Disney's BoardWalk Inn

Summary

Offers breakfast (pastries, muffins, coffee, etc.) in the morning and libations in the evening.

If you are wandering through the Boardwalk Inn and Villas, cross through the lobby and head toward the elevators, but don’t get in one. Instead, look across the nearby staircase where you’ll see a large sitting area. While it looks very much like a comfy miniature waiting area, it’s actually the Belle Vue lounge.

The area is truly comfortable, inviting, and surprisingly secluded for a spot so close to the lobby. What’s deceiving is that it is far from an overblown waiting room with a bar, but one of the more enjoyable resort lounges in which to relax. The abundance of cushy furniture, the large plants, and the dark wood floors lend an air of relaxed sophistication as it mimics an east coast hotel from the late 1930s.

Like many of the Walt Disney World lounges, the Belle Vue arranges their furniture into small groups so that you and your companions can have a little privacy. All around the room are knickknacks and souvenirs from the 1930’s, and scattered in the alcoves are a few board games, the first of which you know quite well: Monopoly. It was mass produced for the first time in 1935 and Monopoly’s “properties” are all Atlantic City streets, thus fitting the room’s theme as perfectly as can be. Another game is 1936’s Go to the Head of the Class, where the goal is to answer questions about Language, Science, Art & Music, Math, History, Literature, and Geography to move to...well, the head of the class.

The board game that you are sure to notice is the one with the shocked face printed on it. That is Eddie Cantor’s Tell it to the Judge, which also came out in 1936. The goal of this game is to move cars around the board by playing cards representing traffic signals. The man whose face is on the game, Eddie Cantor, was a comedian, dancer, singer, actor, and songwriter who was quite popular in the 30s and 40s and has nothing to do with the game except for allowing his face to be put on the board (marketing!).

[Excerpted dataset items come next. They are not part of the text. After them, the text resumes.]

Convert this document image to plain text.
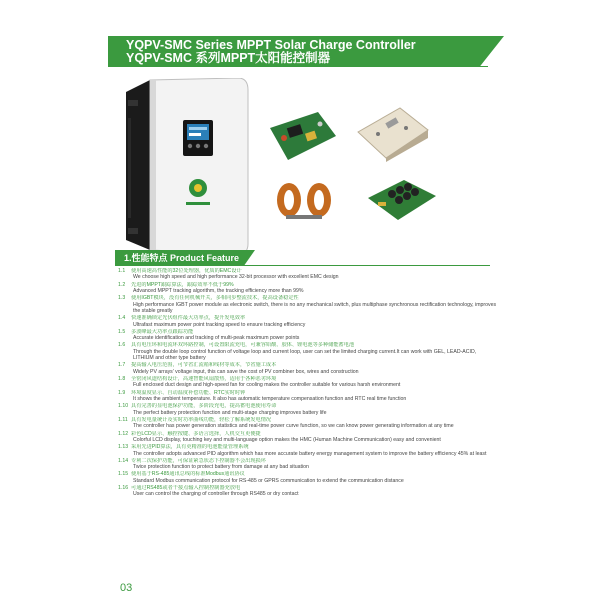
YQPV-SMC Series MPPT Solar Charge Controller
YQPV-SMC 系列MPPT太阳能控制器
1.性能特点 Product Feature
1.1 使用高速高性能的32位处理器，优质的EMC设计
We choose high speed and high performance 32-bit processor with excellent EMC design
1.2 先进的MPPT跟踪算法，跟踪效率不低于99%
Advanced MPPT tracking algorithm, the tracking efficiency more than 99%
1.3 使用IGBT模块，没有任何机械开关，多相同步整流技术，提高设备稳定性
High performance IGBT power module as electronic switch, there is no any mechanical switch, plus multiphase synchronous rectification technology, improves the stable greatly
1.4 快速准确锁定光伏组件最大功率点，提升发电效率
Ultrafast maximum power point tracking speed to ensure tracking efficiency
1.5 多波峰最大功率点跟踪功能
Accurate identification and tracking of multi-peak maximum power points
1.6 具有电压环和电流环双环路控制，可设置限流充电，可兼容铅酸、胶体、锂电池等多种储能蓄电池
Through the double loop control function of voltage loop and current loop, user can set the limited charging current.It can work with GEL, LEAD-ACID, LITHIUM and other type battery
1.7 提高输入电压范围，可节省汇流箱和线材等成本，节省施工成本
Widely PV arrays’ voltage input, this can save the cost of PV combiner box, wires and construction
1.8 全密闭风道结构设计，高速智能风扇散热，适用于各种恶劣环境
Full enclosed duct design and high-speed fan for cooling makes the controller suitable for various harsh environment
1.9 环境温度显示、自动温度补偿功能、RTC实时时钟
It shows the ambient temperature. It also has automatic temperature compensation function and RTC real time function
1.10 具有完善的显电池保护功能，多阶段充电，提高蓄电池使用寿命
The perfect battery protection function and multi-stage charging improves battery life
1.11 具有发电量统计及实时功率曲线功能，轻松了解系统发电情况
The controller has power generation statistics and real-time power curve function, so we can know power generating information at any time
1.12 彩色LCD显示、触控按键、多语言选择，人机交互更便捷
Colorful LCD display, touching key and multi-language option makes the HMC (Human Machine Communication) easy and convenient
1.13 采用先进PID算法，具有更精准的电池能量管理系统
The controller adopts advanced PID algorithm which has more accurate battery energy management system to improve the battery efficiency 45% at least
1.14 专利二次保护功能，可保证紧急状态下控制器不会出现损坏
Twice protection function to protect battery from damage at any bad situation
1.15 使用基于RS-485通讯总线的标准Modbus通讯协议
Standard Modbus communication protocol for RS-485 or GPRS communication to extend the communication distance
1.16 可通过RS485或者干接点输入控制控制器充放电
User can control the charging of controller through RS485 or dry contact
03
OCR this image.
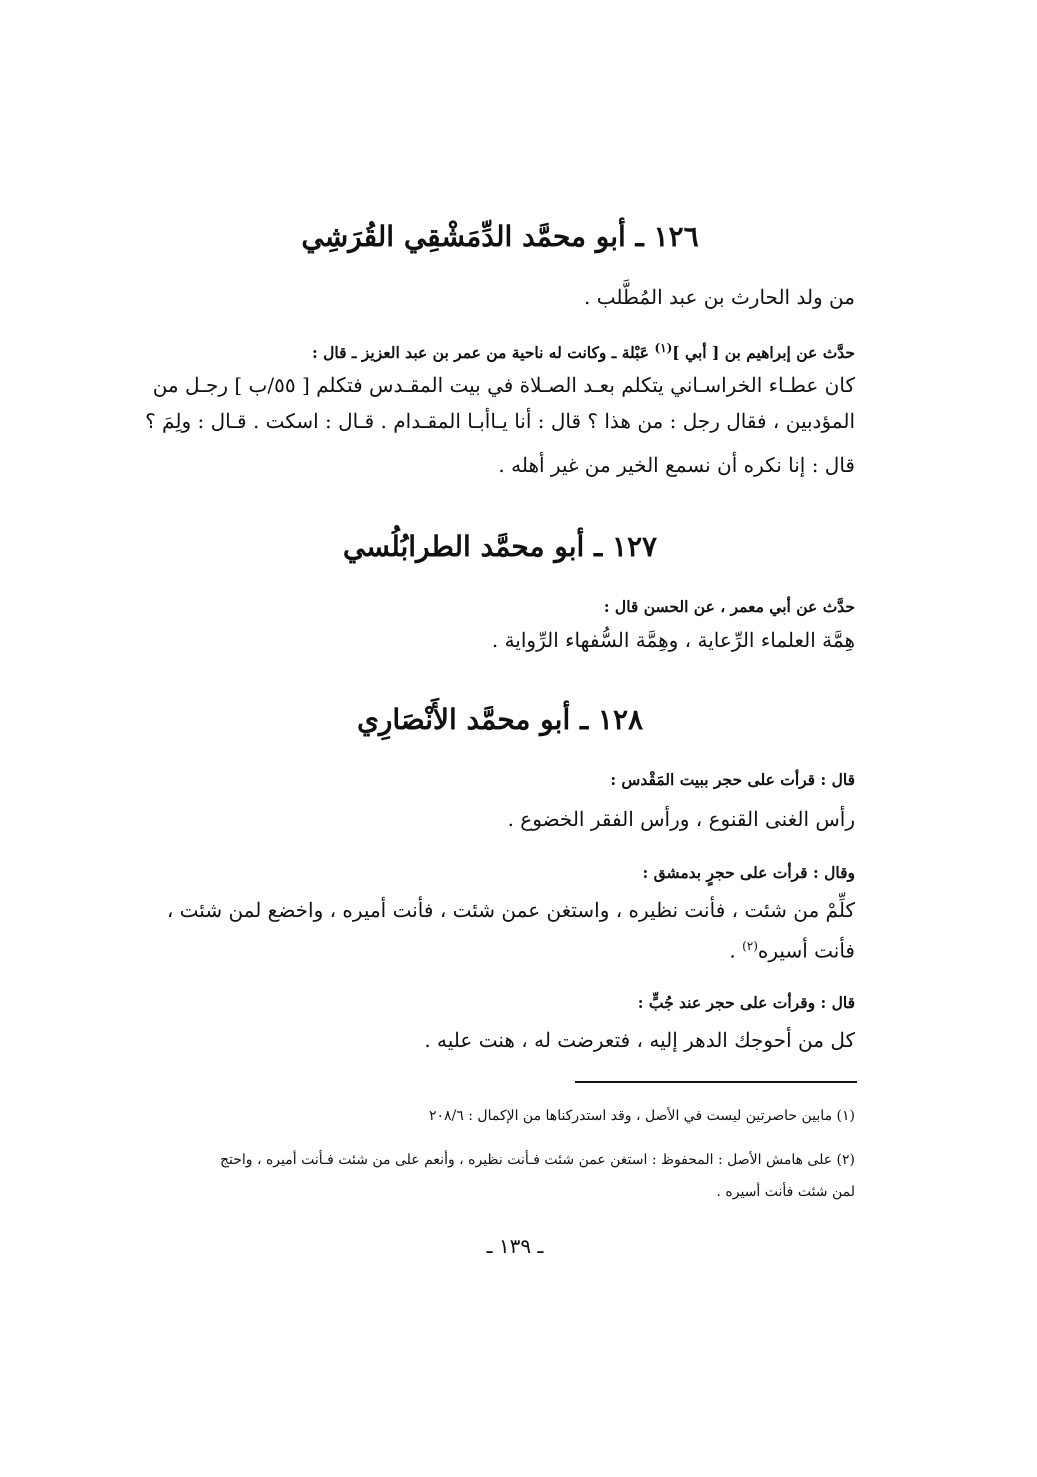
١٢٦ ـ أبو محمَّد الدِّمَشْقِي القُرَشِي
من ولد الحارث بن عبد المُطَّلب .
حدَّث عن إبراهيم بن [ أبي ]$^{(١)}$ عَبْلة ـ وكانت له ناحية من عمر بن عبد العزيز ـ قال :
كان عطـاء الخراسـاني يتكلم بعـد الصـلاة في بيت المقـدس فتكلم [ ٥٥/ب ] رجـل من
المؤدبين ، فقال رجل : من هذا ؟ قال : أنا يـاأبـا المقـدام . قـال : اسكت . قـال : ولِمَ ؟
قال : إنا نكره أن نسمع الخير من غير أهله .
١٢٧ ـ أبو محمَّد الطرابُلُسي
حدَّث عن أبي معمر ، عن الحسن قال :
هِمَّة العلماء الرِّعاية ، وهِمَّة السُّفهاء الرِّواية .
١٢٨ ـ أبو محمَّد الأَنْصَارِي
قال : قرأت على حجر ببيت المَقْدس :
رأس الغنى القنوع ، ورأس الفقر الخضوع .
وقال : قرأت على حجرٍ بدمشق :
كلِّمْ من شئت ، فأنت نظيره ، واستغن عمن شئت ، فأنت أميره ، واخضع لمن شئت ،
فأنت أسيره$^{(٢)}$ .
قال : وقرأت على حجر عند جُبٍّ :
كل من أحوجك الدهر إليه ، فتعرضت له ، هنت عليه .
(١) مابين حاصرتين ليست في الأصل ، وقد استدركناها من الإكمال : ٢٠٨/٦
(٢) على هامش الأصل : المحفوظ : استغن عمن شئت فـأنت نظيره ، وأنعم على من شئت فـأنت أميره ، واحتج
لمن شئت فأنت أسيره .
ـ ١٣٩ ـ
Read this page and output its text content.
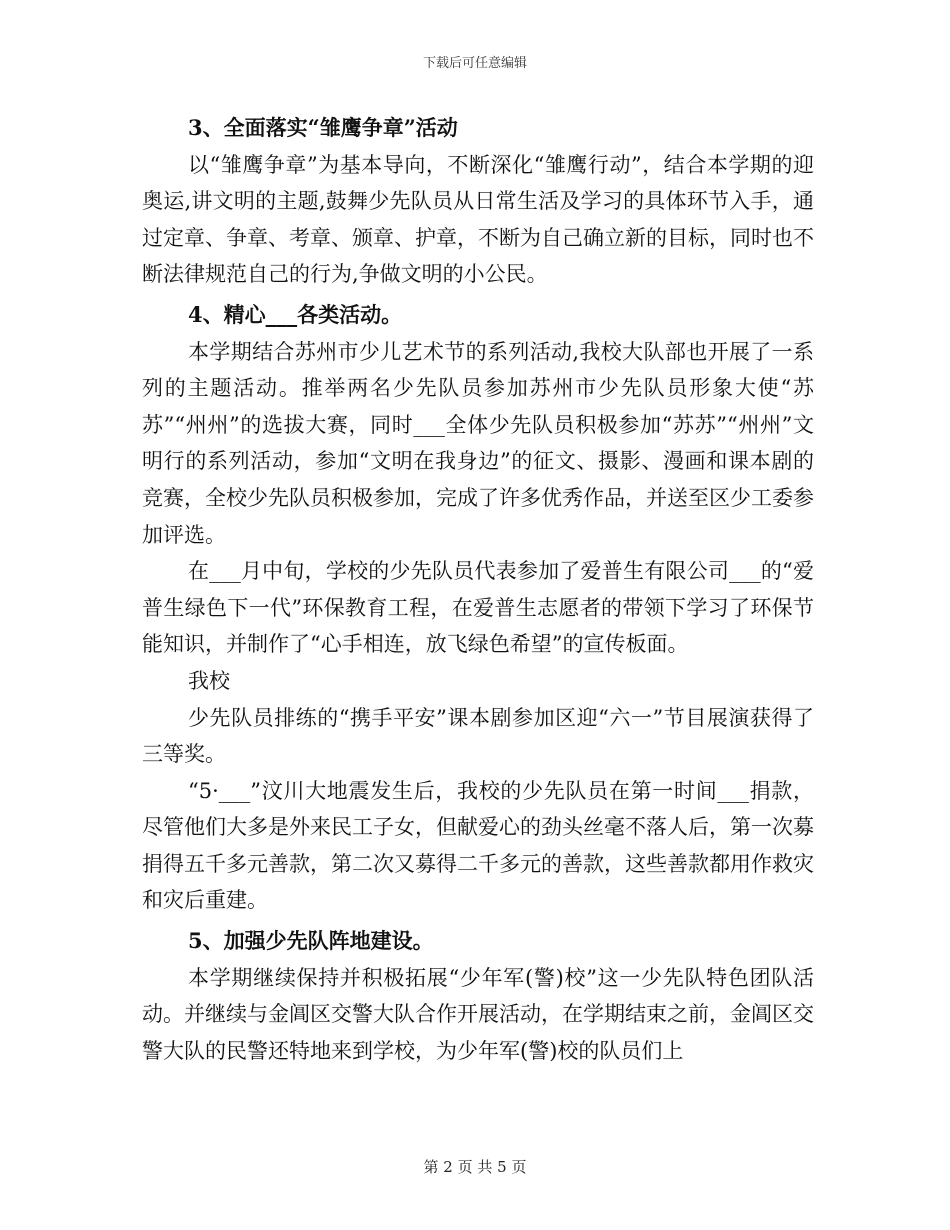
下载后可任意编辑

3、全面落实“雏鹰争章”活动

以“雏鹰争章”为基本导向，不断深化“雏鹰行动”，结合本学期的迎奥运,讲文明的主题,鼓舞少先队员从日常生活及学习的具体环节入手，通过定章、争章、考章、颁章、护章，不断为自己确立新的目标，同时也不断法律规范自己的行为,争做文明的小公民。

4、精心___各类活动。

本学期结合苏州市少儿艺术节的系列活动,我校大队部也开展了一系列的主题活动。推举两名少先队员参加苏州市少先队员形象大使“苏苏”“州州”的选拔大赛，同时___全体少先队员积极参加“苏苏”“州州”文明行的系列活动，参加“文明在我身边”的征文、摄影、漫画和课本剧的竞赛，全校少先队员积极参加，完成了许多优秀作品，并送至区少工委参加评选。

在___月中旬，学校的少先队员代表参加了爱普生有限公司___的“爱普生绿色下一代”环保教育工程，在爱普生志愿者的带领下学习了环保节能知识，并制作了“心手相连，放飞绿色希望”的宣传板面。

我校

少先队员排练的“携手平安”课本剧参加区迎“六一”节目展演获得了三等奖。

“5·___”汶川大地震发生后，我校的少先队员在第一时间___捐款，尽管他们大多是外来民工子女，但献爱心的劲头丝毫不落人后，第一次募捐得五千多元善款，第二次又募得二千多元的善款，这些善款都用作救灾和灾后重建。

5、加强少先队阵地建设。

本学期继续保持并积极拓展“少年军(警)校”这一少先队特色团队活动。并继续与金阊区交警大队合作开展活动，在学期结束之前，金阊区交警大队的民警还特地来到学校，为少年军(警)校的队员们上

第 2 页 共 5 页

There are many additional items that you will find around the room, but we will leave them for you to find (although one thing you will not find is a television...because it’s 1940). If a drink is what you are really searching for, the Belle Vue bar is fully stocked, although the menu is only the standard Disney bar menu with its typical selection of wine, beer, and cocktails. There are several Scotches, Bourbons, Ports, Tawnys, and Cognacs available if you are feeling really fancy. There is no food available here once breakfast ends, but the boardwalk is steps away for a pre-lounge meal.